Se tensó cuando las puertas no se cerraron. Al abrir los ojos, Jimin tragó saliva y vio a Jungkook con las puertas abiertas, mirándolo fijamente.

—Entiendo si no quieres hablar o volver a verme —comenzó Jungkook. —Amigo, solo déjame en paz.

Jimin apretó su mandíbula. No estaba seguro de cuánto tiempo aguantaría hasta quebrarse.

—Lo haré, pero escúchame primero. —Jungkook parecía completamente regañado, incluso culpable. —Yo juzgo a la gente demasiado duramente, lo sé. Yoongi quiere muchísimo un hijo, pero me aterroriza ser un buen padre.

—No necesito escuchar esto. No me importan tus inseguridades ni los problemas que tengan Yoongi y tú —espetó Jimin.

—Si te importa. Cuando Yoongi abrió la puerta de la habitación, te vi y escudriñaste los libros para bebés. Pensé que era una actuación. — Jungkook se encontró con su mirada de nuevo. —Después de escucharte, supe que no estabas mintiendo. Eres el tipo de persona que revisaría una y otra vez los archivos de padres potenciales solo para encontrar un error, ¿verdad?

Jimin se congeló.

¿Cómo lo sabía Jungkook?

Un golpe de suerte tal vez, pero esta era la razón por la que se calló sobre su pasado. Todos tenían una infancia de mierda.

No era lo peor que había visto.

¿Qué le importaba al Alfa? ¿No quería Jungkook que solo hablara con Yoongi?

Poniéndose valiente, Jimin cruzó sus brazos. Tenía la sensación de que Jungkook no se había creído lo del tipo duro y que el Alfa vio a través de él. Las campanas de alarma sonaron en su cabeza. Jimin quería buscar el botón de expulsión. Miró el botón ‘cerrar’ del ascensor.

—Tú nos elegiste a Yoongi y a mí. Revisamos —continuó Jungkook.
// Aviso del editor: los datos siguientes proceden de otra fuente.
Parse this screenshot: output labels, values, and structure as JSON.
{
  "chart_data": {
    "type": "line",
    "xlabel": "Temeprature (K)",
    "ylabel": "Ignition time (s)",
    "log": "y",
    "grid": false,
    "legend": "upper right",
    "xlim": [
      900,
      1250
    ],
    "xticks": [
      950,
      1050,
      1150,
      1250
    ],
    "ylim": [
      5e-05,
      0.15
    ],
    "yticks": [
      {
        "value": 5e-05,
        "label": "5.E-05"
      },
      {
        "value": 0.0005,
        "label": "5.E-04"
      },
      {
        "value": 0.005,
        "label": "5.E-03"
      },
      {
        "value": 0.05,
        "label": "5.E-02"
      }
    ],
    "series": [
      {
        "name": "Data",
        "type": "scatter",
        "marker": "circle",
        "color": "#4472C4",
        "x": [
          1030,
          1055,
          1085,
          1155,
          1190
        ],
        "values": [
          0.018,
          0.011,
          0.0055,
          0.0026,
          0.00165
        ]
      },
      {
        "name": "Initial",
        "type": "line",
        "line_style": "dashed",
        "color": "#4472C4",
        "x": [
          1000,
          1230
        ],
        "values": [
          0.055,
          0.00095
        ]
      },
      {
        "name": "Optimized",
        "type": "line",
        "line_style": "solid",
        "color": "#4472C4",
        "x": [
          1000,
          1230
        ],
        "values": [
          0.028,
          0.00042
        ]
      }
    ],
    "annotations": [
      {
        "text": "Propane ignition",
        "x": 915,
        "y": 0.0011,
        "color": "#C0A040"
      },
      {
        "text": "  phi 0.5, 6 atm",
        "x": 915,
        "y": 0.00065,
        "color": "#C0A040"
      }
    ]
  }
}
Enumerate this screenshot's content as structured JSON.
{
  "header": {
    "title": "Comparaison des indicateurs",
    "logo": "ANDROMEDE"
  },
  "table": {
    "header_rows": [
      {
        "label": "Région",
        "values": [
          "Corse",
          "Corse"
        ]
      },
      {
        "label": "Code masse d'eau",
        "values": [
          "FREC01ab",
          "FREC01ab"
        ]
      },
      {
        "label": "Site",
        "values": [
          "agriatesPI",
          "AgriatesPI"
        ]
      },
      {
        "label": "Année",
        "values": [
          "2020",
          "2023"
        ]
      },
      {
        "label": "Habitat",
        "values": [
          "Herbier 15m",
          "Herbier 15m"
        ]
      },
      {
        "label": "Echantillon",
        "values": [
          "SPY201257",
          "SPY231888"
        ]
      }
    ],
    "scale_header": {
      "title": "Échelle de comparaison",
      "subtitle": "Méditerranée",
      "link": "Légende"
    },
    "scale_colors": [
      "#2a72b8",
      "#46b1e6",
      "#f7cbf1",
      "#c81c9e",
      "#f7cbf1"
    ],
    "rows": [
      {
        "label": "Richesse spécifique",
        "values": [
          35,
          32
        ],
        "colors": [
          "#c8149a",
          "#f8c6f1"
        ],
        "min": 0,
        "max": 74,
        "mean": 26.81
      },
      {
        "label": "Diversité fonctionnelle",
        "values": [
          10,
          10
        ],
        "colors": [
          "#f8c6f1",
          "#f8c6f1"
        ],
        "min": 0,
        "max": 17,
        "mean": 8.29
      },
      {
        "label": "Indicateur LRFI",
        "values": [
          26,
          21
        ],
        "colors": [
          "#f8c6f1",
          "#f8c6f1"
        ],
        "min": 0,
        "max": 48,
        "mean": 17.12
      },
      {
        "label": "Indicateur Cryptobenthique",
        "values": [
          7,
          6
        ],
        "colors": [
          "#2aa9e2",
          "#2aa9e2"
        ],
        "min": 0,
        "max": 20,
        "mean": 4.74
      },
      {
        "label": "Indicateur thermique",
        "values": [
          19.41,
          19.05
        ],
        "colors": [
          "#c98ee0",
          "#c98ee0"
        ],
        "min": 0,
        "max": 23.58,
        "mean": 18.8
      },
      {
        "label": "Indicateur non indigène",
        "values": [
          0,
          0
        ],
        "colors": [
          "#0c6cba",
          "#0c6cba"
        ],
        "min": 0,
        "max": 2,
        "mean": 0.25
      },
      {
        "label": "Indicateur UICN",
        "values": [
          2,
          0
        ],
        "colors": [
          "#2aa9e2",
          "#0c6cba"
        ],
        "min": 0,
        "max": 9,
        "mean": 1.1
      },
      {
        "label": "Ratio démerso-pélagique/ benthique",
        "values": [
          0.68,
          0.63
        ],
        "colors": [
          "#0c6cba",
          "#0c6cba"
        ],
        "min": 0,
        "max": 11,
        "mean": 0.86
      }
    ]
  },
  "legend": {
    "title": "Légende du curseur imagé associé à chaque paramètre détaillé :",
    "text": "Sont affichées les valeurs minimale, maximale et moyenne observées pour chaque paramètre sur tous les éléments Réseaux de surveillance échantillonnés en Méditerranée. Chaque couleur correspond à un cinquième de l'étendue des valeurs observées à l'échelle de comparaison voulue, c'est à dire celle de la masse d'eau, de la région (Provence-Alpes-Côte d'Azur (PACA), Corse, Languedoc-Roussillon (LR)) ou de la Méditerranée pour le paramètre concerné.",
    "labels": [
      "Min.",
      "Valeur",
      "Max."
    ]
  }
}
—Elegí la pareja que pudiera pagarme más ¿de acuerdo? Ahora vete. —Jimin caminó hacia el panel y comenzó a presionar el botón de cerrar. —Naturalmente, las puertas del elevador no detendrían a un Alfa. Jungkook mantuvo abiertas las puertas sin esfuerzo, mirándolo. —¿Qué quieres que te diga? —Jimin exigió. —Cada vez que me encuentro con Yoongi, de todo lo que habla es sobre ti, sobre la pintura que escogerán para la habitación del bebé, sobre qué cuna es la más segura para comprar. Serás un buen padre, al igual que Yoongi, excepto que en ocasiones puedes ser un idiota. ¿Es eso lo que querías oír?

Una sombra cruzó la cara de Jungkook, y luego una extraña sonrisa se retorció en sus labios. El corazón de Jimin martilleó.

Espera. Jungkook no podría ser un psicópata, ¿verdad?

—Lo entiendo ahora —dijo Jungkook. —Por eso pensé que eras una amenaza cuando te vi por primera vez.

—Bien, dime, y luego déjame jodidamente solo.

—Yoongi es lo único bueno en mi vida. Él es mi luz solar y he estado caminando en la oscuridad toda mi vida. Tú y yo, Jimin. Somos iguales. Espero que encuentres a tu Yoongi también. — Jungkook liberó las puertas. —No te daré un mal momento. Gracias por hacer esto por nosotros.

Las puertas se cerraron, dejando a Jimin en silencio.